Descrição de chapéu Governo Bolsonaro Previdência

Novo Congresso estará mais sensível a aprovar Previdência, diz filho de Bolsonaro

Segundo Flávio Bolsonaro, proposta do futuro governo inclui mudança por meio de projeto de lei

Laís Alegretti
Brasília

O senador eleito Flávio Bolsonaro (PSL-RJ), filho do futuro presidente, afirmou nesta quarta-feira (28) que os parlamentares que tomam posse no próximo ano estarão mais sensíveis à aprovação de uma reforma da Previdência.

A proposta que será enviada pelo novo governo, segundo ele, deve conter mudanças por meio de projeto de lei, que precisa de quórum menor que uma PEC (Proposta de Emenda à Constituição) para ser aprovado.

Enquanto uma mudança na Constituição exige o voto de 3/5 dos parlamentares, em dois turnos de votação, a aprovação de um projeto de lei ou de medida provisória precisa de maioria simples.

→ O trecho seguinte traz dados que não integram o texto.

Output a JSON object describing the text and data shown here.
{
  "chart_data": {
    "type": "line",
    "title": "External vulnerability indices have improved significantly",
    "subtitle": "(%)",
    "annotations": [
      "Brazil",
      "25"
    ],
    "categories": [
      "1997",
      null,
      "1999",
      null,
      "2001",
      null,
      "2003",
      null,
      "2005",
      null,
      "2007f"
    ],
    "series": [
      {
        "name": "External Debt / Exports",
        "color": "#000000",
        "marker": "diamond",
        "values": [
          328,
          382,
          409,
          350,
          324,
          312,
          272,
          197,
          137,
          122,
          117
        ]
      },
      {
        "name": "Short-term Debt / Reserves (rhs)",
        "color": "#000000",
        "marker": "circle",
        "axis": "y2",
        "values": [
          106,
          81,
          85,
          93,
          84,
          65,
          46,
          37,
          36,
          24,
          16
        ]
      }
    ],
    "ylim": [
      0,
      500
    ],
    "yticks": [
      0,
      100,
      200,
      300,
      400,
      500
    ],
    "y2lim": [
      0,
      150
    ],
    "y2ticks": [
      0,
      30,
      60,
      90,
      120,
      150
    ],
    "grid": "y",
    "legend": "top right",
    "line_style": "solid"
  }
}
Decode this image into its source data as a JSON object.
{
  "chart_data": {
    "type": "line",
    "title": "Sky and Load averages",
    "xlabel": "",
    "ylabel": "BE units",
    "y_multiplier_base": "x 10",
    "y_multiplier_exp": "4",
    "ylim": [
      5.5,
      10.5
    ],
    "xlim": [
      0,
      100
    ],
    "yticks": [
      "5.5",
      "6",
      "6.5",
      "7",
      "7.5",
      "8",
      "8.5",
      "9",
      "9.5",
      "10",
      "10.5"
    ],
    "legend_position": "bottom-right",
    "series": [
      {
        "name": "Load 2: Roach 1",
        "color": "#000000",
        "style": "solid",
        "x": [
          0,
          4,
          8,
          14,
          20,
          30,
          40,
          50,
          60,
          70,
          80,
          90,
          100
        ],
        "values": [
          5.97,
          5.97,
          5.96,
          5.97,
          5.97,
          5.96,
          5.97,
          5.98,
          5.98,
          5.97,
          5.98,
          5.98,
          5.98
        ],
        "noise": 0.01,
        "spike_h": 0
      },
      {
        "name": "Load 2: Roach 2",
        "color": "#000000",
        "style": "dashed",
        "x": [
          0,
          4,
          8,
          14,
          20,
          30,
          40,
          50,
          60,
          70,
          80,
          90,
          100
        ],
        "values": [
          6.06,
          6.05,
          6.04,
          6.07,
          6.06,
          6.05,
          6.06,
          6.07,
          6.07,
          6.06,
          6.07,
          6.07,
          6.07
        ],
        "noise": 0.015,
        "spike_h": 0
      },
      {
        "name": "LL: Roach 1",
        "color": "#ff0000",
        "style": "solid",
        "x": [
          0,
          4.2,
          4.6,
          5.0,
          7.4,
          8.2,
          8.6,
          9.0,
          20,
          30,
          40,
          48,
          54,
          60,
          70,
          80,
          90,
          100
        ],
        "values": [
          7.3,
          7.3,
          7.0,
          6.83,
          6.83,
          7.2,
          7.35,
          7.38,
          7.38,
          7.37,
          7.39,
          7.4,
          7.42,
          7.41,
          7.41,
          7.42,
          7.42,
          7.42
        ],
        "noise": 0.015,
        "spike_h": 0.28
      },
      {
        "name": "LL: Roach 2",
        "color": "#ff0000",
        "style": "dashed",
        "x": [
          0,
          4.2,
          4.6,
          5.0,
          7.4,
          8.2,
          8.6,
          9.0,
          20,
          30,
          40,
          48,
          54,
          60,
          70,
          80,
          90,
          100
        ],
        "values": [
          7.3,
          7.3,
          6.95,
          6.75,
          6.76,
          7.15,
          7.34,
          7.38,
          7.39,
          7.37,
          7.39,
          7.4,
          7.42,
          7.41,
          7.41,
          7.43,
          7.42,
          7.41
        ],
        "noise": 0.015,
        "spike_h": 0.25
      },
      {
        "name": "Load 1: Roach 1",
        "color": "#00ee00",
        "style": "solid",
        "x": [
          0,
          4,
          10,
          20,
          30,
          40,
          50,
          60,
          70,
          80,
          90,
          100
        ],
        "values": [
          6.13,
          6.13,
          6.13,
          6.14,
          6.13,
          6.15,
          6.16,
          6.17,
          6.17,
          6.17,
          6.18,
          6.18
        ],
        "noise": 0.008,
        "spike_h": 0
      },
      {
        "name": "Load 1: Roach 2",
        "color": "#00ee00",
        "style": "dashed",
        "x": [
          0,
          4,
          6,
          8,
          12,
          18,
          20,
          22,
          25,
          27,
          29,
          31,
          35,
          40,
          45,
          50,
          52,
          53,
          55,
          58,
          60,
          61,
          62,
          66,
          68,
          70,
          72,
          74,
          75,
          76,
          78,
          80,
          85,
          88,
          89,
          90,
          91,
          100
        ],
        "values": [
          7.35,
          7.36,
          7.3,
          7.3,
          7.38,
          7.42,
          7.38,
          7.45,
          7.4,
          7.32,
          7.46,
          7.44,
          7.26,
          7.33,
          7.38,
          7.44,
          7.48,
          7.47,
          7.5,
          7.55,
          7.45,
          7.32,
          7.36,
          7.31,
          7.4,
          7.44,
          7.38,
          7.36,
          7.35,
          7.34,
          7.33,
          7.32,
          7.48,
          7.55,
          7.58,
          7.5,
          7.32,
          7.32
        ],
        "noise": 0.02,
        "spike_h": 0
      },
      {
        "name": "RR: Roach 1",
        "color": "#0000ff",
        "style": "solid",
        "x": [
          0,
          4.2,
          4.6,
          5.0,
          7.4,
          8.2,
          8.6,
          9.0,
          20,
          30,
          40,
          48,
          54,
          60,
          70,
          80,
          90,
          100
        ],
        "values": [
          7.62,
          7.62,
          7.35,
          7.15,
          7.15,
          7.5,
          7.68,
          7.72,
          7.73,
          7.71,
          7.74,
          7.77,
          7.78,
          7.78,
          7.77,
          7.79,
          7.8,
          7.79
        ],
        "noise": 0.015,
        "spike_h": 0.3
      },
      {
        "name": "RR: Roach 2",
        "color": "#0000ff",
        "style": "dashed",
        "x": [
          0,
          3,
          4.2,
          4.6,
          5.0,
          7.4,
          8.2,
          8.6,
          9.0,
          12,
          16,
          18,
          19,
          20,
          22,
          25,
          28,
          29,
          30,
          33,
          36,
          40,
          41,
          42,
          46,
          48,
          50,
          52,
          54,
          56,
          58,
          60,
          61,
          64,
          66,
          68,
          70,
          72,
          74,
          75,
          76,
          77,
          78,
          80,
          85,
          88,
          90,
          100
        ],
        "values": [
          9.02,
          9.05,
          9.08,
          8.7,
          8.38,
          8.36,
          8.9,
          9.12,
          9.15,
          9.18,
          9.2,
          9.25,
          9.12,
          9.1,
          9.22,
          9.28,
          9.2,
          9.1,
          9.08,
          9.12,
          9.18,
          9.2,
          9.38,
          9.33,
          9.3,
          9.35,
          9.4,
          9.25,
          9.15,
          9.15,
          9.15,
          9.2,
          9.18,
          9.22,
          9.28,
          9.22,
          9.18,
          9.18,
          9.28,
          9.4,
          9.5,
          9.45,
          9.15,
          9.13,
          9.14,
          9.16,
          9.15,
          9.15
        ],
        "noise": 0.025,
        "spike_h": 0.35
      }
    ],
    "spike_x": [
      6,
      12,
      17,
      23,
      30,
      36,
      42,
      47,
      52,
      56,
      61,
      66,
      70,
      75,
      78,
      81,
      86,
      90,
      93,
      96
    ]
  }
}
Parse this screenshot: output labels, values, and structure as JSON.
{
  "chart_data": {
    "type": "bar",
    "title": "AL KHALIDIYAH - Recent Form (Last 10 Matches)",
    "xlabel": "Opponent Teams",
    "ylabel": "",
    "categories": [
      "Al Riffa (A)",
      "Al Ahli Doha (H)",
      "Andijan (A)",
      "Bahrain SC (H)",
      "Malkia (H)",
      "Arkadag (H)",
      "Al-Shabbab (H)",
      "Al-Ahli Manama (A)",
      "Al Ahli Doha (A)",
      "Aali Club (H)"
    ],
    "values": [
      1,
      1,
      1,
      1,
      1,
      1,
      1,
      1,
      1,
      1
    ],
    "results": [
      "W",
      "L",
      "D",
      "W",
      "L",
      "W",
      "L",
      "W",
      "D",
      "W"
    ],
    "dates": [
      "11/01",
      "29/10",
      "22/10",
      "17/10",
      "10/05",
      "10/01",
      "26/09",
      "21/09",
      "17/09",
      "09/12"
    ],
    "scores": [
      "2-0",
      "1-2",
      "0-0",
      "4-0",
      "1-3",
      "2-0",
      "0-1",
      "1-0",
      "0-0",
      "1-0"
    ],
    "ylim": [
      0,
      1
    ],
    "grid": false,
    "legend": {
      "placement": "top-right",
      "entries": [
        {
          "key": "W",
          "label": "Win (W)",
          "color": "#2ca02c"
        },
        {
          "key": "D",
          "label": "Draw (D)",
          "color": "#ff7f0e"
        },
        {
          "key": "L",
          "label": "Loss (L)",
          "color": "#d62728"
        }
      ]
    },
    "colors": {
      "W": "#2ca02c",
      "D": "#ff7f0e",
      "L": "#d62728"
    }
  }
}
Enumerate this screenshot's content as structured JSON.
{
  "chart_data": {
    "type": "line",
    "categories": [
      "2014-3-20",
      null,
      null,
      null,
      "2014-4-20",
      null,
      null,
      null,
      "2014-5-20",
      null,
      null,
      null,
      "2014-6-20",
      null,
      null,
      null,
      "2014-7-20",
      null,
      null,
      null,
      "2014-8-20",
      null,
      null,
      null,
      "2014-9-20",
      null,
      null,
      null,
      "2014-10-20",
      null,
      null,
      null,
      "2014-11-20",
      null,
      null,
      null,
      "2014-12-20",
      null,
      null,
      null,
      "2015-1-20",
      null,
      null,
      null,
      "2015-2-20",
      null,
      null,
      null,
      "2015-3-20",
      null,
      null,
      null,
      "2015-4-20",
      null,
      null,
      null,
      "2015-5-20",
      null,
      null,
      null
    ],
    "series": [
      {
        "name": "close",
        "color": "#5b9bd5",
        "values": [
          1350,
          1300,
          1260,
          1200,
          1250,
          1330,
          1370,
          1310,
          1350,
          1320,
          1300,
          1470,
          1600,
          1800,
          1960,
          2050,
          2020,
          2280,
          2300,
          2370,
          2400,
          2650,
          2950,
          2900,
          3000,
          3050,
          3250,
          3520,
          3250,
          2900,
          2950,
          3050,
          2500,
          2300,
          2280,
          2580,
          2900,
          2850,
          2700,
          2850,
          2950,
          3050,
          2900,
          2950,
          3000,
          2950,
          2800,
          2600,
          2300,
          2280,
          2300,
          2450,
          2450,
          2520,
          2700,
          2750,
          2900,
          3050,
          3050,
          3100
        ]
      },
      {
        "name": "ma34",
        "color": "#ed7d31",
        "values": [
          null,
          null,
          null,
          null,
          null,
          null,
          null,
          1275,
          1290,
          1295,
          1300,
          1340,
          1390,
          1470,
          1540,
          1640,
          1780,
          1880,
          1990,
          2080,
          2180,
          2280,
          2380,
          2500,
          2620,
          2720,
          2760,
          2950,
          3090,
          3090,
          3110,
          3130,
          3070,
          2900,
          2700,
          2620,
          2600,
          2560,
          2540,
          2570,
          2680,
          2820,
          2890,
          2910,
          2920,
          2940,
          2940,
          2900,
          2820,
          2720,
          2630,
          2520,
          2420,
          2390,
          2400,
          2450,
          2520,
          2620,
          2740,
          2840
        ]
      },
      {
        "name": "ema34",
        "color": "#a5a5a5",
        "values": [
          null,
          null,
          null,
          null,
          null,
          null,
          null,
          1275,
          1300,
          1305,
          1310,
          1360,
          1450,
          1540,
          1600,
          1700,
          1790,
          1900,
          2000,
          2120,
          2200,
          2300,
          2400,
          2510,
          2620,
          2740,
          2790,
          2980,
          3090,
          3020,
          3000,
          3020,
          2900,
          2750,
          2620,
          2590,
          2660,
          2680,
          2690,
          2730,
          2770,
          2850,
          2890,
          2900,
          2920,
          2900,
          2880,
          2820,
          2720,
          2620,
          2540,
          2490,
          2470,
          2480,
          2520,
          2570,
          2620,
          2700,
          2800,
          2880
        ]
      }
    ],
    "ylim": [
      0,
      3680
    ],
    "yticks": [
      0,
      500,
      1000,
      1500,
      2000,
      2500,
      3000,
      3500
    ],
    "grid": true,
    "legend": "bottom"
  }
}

Jair Bolsonaro e seu filho Flavio Bolsonaro
Presidente eleito, Jair Bolsonaro, e seu filho, o senador eleito Flávio Bolsonaro - Silvia Izquierdo/Associated Press

"A proposta que deve ser encaminhada, pelo que estou acompanhando, tem muita coisa de legislação infraconstitucional, por projeto de lei, o que demanda um quórum menor. Então eu acredito que o novo Congresso, até em um início de governo, vai estar mais sensível a aprovar esse tipo de matéria", disse o senador eleito.

Segundo o senador, é possível que tramite de forma simultânea uma proposta que altere a Constituição e textos de caráter infraconstitucional.

"Tem coisas que têm de ser via PEC, mas qnquanto não consegue certeza de aprovação dela, vai trabalhando em paralelo. Uma coisa não exclui a outra"

A afirmação de Flávio Bolsonaro vem depois de o irmão dele, o deputado Eduardo Bolsonaro (PSL), ter dito em almoço com investidores e empresários estrangeiros na terça-feira (27) que o governo "talvez não consiga" votos para aprovar a reforma.

Questionado sobre a fala de Eduardo, Flávio disse que o irmão provavelmente se referia à eventual votação de uma reforma da Previdência ainda neste ano.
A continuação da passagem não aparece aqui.